The authors should merge or delete other less important boxes such as CVAT, Image Alignment, and Train etc. in Figure 2.

- The authors should ensure titles of related subsections in section of 2. Materials and Methods are same as corresponding elements in Figure 2. The authors should remove the parentheses and numbering in Figure 2 and corresponding titles.

Image Acquisition and Pre-processing (a) VS (a) Image Capture
Lens Correction / Image Adjustment (b) VS (b) Distortion Correction
Blank Kernel Removal VS ?
CNN Method (c) VS (c) CNN Segmentation
CVAT Annotation (c1) VS (c1) Image Annotation
Model Training (c2) VS (c2) Train Model
Mask-R-CNN Image Processing (c3) VS (c3) PyTorch Image Detection
Updated title of 2.6. VS (r) R Thresholding
Updated title of 2.6.1. VS (r1) Image Correction (r2) Coordinate Mapping
Updated title of 2.6.2. VS (r3) R Thresholding
QR Detection and Method Comparisons (d) VS (d) Comparative Analysis In R

- The authors need to delete thresholding based results and append results for one of the YOLO serial methods such as YOLO11 or one of the Transformer serial methods such as RT-DETR in section of 3. Results.

- The authors need to fix or unify the number of grades of walnut kernel in the manuscript. However, it seems that some experiments currently use four grades, i.e., Extra-light, Light, Light Amber, and Amber, and some other experiments use five grades, i.e., Blank, Extra-light, Light, Light Amber, and Amber.

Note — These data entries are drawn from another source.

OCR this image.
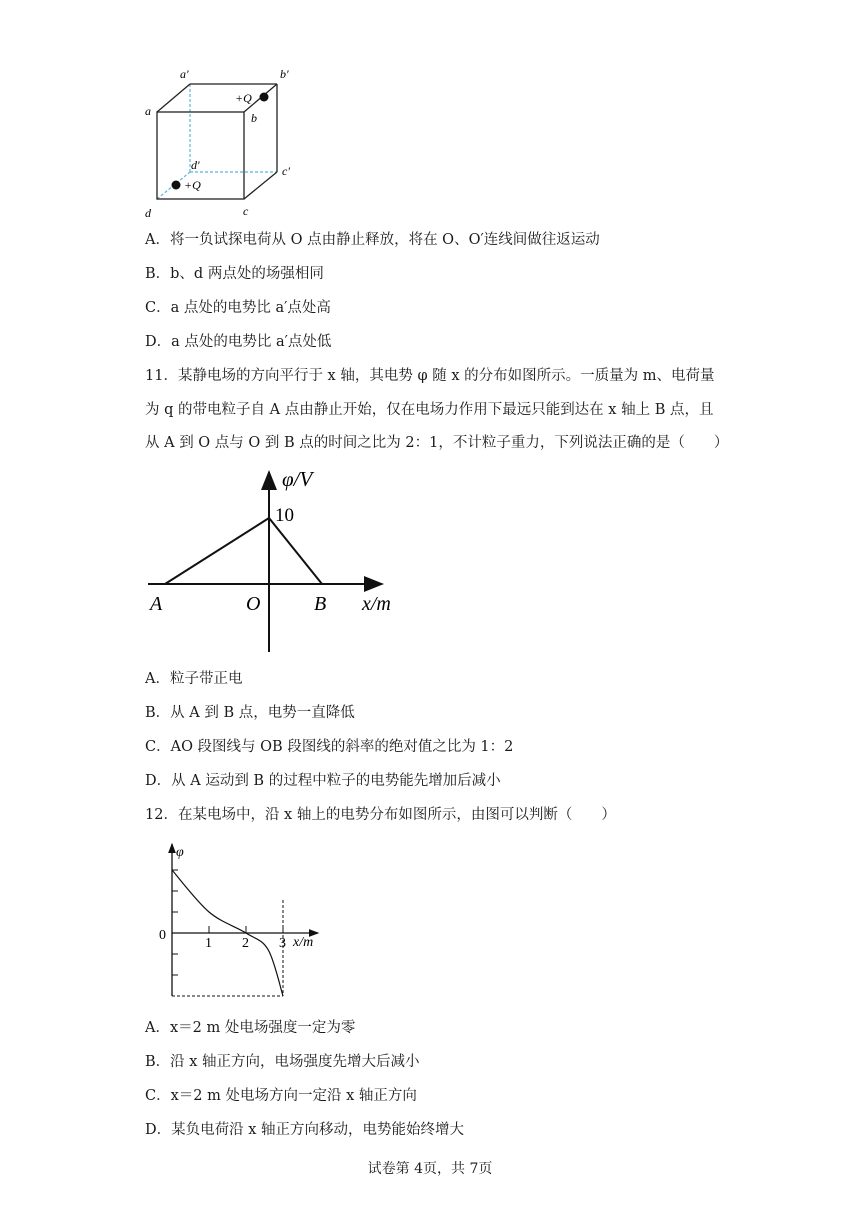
a
a′	b′
b
+Q
d′	c′
+Q
d	c
A．将一负试探电荷从 O 点由静止释放，将在 O、O′连线间做往返运动
B．b、d 两点处的场强相同
C．a 点处的电势比 a′点处高
D．a 点处的电势比 a′点处低
11．某静电场的方向平行于 x 轴，其电势 φ 随 x 的分布如图所示。一质量为 m、电荷量
为 q 的带电粒子自 A 点由静止开始，仅在电场力作用下最远只能到达在 x 轴上 B 点，且
从 A 到 O 点与 O 到 B 点的时间之比为 2：1，不计粒子重力，下列说法正确的是（　　）
φ/V
10
A	O	B x/m
A．粒子带正电
B．从 A 到 B 点，电势一直降低
C．AO 段图线与 OB 段图线的斜率的绝对值之比为 1：2
D．从 A 运动到 B 的过程中粒子的电势能先增加后减小
12．在某电场中，沿 x 轴上的电势分布如图所示，由图可以判断（　　）
φ
0
1 2 3 x/m
A．x＝2 m 处电场强度一定为零
B．沿 x 轴正方向，电场强度先增大后减小
C．x＝2 m 处电场方向一定沿 x 轴正方向
D．某负电荷沿 x 轴正方向移动，电势能始终增大
试卷第 4页，共 7页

Besides, the authors need to show further results for all four or five grades based on accuracy, precision, recall, and F1 score, and confusion matrices.

- The authors should open a new section, i.e., 5. Discussion and Conclusion.

- The authors should check whether it is suitable to have two subsections of 2.5..

- The authors should check whether the () in line 47 is suitable.

Comments on the Quality of English Language

The authors should polish further the English of the manuscript.

Author Response

Please see the attachment.

Author Response File: Author Response.pdf

Round 2

Reviewer 1 Report

Comments and Suggestions for Authors

The revision comprehensively addressed my technical, conceptual, and editorial requests. Methods are now transparent and replicable. Quantitative and industrial relevance were expanded.